Polish-Italian Strategic Dialogue on the 100th Anniversary of the Establishment of Diplomatic Relations
What differences and similarities exist in the strategic thinking and planning between Poland and Italy? That was the question of the “Polish-Italian Strategic Dialogue”, a conference organised by PISM, Istituto Affari Internazionali (IAI), and the Italian embassy and held on 17 October in the Natolin European Centre.
As part of the celebration of the 100th anniversary of the establishment of diplomatic relations between the two countries, the conference began with a summary of Polish-Italian strategic relations in the 20th century. The speakers were Prof. Marco Patricelli (D’Annunzio University in Pescara), the author of a biography of Col. Witold Pilecki, Ambassador Krzystof Strzałka, the former Polish General Consul in Milan and an expert on Italian issues, and PISM Director Dr. Sławomir Dębski.

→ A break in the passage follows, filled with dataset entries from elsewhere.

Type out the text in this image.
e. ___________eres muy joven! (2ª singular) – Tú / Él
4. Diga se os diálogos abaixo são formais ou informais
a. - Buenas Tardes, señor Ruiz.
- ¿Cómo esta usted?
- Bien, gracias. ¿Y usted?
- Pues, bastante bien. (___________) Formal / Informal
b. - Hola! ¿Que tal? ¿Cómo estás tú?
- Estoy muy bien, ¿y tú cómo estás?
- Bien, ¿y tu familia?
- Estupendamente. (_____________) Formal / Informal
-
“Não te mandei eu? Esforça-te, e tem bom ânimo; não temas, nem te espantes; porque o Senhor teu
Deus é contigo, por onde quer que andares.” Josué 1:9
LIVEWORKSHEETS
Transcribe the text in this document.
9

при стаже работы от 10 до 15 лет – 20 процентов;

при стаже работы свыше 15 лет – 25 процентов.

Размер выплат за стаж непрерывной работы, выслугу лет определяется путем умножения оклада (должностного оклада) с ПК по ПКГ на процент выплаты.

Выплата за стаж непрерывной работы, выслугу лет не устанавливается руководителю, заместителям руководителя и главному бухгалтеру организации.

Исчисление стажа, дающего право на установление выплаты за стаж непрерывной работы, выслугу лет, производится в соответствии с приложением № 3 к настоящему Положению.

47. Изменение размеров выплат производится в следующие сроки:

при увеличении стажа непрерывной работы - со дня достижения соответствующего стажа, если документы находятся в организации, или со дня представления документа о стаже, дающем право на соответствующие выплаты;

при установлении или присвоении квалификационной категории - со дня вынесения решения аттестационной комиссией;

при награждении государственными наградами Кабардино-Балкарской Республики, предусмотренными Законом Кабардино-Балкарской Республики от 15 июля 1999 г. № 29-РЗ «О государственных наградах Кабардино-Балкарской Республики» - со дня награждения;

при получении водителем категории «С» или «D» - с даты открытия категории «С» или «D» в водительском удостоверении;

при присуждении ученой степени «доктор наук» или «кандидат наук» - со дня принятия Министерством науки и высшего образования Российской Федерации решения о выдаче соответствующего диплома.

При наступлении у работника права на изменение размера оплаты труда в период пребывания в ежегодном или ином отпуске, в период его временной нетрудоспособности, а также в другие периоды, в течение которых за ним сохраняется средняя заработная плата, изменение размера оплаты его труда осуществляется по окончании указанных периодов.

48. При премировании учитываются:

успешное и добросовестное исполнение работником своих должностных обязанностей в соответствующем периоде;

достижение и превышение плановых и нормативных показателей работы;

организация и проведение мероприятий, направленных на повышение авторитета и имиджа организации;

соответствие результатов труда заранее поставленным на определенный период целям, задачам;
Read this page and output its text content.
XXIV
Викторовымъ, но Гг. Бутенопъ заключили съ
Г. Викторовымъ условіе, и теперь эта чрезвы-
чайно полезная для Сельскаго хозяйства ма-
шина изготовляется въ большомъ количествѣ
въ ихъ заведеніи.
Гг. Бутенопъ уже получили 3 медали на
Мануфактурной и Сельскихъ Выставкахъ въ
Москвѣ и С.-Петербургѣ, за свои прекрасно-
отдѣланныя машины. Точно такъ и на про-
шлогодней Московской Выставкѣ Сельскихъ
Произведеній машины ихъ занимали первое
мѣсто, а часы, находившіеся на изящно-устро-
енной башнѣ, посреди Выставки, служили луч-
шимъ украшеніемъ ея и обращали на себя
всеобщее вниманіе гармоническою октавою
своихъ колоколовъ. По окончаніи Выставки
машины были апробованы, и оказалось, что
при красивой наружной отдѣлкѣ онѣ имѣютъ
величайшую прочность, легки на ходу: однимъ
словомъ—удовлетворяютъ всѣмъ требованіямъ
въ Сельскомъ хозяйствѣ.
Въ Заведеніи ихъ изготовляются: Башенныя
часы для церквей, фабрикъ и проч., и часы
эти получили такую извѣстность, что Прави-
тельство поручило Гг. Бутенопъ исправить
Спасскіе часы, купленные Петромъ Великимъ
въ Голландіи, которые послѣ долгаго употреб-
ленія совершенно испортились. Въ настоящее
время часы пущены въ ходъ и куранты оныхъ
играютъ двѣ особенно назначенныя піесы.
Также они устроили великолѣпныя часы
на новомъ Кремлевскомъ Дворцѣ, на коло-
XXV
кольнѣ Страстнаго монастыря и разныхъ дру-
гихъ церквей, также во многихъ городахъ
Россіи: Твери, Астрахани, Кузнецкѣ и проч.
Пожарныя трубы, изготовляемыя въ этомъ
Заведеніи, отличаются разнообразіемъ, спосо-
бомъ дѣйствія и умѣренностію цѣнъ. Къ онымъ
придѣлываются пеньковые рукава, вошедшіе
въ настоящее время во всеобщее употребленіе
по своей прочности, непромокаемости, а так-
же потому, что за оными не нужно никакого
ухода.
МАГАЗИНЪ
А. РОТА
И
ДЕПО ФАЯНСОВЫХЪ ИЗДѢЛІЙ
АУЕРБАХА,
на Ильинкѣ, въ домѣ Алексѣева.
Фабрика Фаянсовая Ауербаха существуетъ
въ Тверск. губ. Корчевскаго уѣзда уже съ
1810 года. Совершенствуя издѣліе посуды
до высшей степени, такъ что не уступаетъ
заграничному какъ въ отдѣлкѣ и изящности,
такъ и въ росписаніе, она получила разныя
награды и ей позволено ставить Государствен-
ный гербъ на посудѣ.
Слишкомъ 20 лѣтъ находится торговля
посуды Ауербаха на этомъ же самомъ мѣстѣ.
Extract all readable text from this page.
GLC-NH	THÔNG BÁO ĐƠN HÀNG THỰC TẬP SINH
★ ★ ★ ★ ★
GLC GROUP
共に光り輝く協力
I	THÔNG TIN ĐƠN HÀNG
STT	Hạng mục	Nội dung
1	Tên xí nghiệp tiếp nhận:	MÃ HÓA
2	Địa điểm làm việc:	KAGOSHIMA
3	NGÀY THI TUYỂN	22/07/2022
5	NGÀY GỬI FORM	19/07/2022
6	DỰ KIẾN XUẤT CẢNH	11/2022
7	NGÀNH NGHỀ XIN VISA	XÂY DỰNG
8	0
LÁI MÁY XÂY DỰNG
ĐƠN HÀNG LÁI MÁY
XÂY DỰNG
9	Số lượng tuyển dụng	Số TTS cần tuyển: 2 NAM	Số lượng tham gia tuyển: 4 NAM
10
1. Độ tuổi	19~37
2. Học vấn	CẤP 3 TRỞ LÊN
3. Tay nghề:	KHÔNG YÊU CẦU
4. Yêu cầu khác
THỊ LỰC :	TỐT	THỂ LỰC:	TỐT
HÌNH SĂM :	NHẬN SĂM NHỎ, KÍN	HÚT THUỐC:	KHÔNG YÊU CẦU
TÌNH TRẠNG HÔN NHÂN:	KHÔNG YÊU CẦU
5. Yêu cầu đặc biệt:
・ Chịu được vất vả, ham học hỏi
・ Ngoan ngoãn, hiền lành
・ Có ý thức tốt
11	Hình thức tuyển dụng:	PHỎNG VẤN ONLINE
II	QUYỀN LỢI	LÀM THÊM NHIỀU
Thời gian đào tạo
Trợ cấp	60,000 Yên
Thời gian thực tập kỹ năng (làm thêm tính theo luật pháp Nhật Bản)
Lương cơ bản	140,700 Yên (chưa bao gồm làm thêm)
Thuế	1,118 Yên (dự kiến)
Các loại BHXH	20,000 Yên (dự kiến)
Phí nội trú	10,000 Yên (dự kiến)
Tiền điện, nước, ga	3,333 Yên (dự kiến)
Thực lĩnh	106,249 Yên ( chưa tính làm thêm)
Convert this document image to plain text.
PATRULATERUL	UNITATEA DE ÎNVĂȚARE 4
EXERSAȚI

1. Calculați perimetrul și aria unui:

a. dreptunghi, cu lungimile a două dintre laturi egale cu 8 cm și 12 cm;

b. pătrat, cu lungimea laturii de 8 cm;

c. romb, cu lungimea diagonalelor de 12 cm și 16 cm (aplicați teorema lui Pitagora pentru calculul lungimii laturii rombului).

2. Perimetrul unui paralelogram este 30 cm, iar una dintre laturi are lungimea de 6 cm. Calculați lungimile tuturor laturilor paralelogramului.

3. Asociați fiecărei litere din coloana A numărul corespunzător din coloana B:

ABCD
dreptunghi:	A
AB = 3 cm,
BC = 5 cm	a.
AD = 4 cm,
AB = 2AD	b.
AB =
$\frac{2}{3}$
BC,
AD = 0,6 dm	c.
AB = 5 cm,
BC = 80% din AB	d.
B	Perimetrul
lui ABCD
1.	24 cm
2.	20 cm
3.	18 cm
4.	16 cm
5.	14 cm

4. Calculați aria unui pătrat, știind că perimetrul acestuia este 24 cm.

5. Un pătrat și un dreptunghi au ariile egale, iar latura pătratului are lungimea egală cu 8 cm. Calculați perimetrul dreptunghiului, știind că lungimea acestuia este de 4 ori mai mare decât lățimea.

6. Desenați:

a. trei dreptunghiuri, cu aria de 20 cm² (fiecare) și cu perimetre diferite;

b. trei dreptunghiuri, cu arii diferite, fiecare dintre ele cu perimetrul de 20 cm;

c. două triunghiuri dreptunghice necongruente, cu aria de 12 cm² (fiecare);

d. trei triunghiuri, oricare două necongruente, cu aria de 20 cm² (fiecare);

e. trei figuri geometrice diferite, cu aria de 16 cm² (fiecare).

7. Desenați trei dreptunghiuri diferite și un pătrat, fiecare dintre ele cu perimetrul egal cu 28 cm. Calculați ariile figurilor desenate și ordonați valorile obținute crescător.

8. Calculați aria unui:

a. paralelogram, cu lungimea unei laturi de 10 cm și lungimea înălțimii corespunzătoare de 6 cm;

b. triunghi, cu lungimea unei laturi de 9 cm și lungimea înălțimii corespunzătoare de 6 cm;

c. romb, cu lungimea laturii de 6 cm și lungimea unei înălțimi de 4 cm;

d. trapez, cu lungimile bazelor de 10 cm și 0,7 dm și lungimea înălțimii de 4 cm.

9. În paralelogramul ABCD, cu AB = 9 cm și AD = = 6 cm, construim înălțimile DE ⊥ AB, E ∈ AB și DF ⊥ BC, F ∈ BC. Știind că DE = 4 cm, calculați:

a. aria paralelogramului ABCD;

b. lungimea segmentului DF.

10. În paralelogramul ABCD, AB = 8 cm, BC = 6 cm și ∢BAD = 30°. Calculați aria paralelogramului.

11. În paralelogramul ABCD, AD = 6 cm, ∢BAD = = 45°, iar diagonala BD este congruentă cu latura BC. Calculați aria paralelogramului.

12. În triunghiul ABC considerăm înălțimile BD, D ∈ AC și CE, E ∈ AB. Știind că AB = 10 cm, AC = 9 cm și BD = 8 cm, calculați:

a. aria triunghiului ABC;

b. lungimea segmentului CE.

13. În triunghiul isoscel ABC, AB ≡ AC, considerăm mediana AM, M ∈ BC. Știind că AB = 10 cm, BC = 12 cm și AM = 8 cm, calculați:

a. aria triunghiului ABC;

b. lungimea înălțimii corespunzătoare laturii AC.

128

Panels were dedicated to discussion about Polish and Italian positions on the future of European integration, common economic policy, and EU global relations. The Italian speakers on the panels were Gen. Vincenzo Camporini, the former chief of the General Staff of the Italian Army, Dr. Fabrizio Botti, an analyst with IAI and SanPaolo Intesa Bank, and Stefano Stefanini, who served as Italy’s ambassador to NATO. The Polish speakers were PISM analysts Dr. Karolina Borońska-Hryniewiecka and Dr. Melchior Szczepanik, and Dr. Adam Czerniak from Polityka Insight.
What does the EU’s future look like? According to Gen. Camporini, it should be in the form of a European federation with its own army. In his opinion, the EU’s problem is the lack of its own “hard power” ensuring Europe’s security. Dr Borońska-Hryniewiecka emphasised that in many Member States, a crisis of trust towards the EU exists. If deeper integration is the goal, she noted, it will be necessary to build up citizens’ identification with the European community. The establishment of European education in primary and nursery schools and European social benefits could help achieve this goal, she added.
The Polish and Italian experts differed in their attitude towards austerity policy in the EU. Dr Botti postulated liberalisation of European fiscal policy, which, in his opinion, has been too restrictive through the application of austerity policy, leading to weakening of economic growth and stronger Eurosceptic sentiments among the citizenry. Dr. Czerniak emphasised that reductions in both budget deficits and public debt are necessary to avoid powerful economic crises. Both analysts accentuated the need for further eurozone integration and maintaining the role of common agriculture and cohesion policies in the 2021-2027 multiannual financial framework. Dr. Czerniak also declared that the adoption of the common currency would bring political benefits to Poland.
The biggest discrepancy between the Polish and Italian points of view appeared on the issue of EU-Russia relations. Ambassador Stefanini advocated the resumption of dialogue with Russia to preclude it from forming an alliance with China. In his opinion, Russia is not a threat to the EU and its strength will decrease in the long term. Dr. Szczepanik, however, noted Russia’s annexation of Crimea and the ongoing conflict between the country and Ukraine as evidence that Russia poses a threat to the international rules-based order, especially perceived by Poland and the Baltic States because of their historical experience with Russia. Both experts agreed that a condition for dialogue should be some gesture to show Russia’s intent to end its aggressive foreign policy. Both speakers also declared their support for the maintenance of strong transatlantic ties and expressed their anxiety about the confrontational attitude of the current U.S. president towards the EU.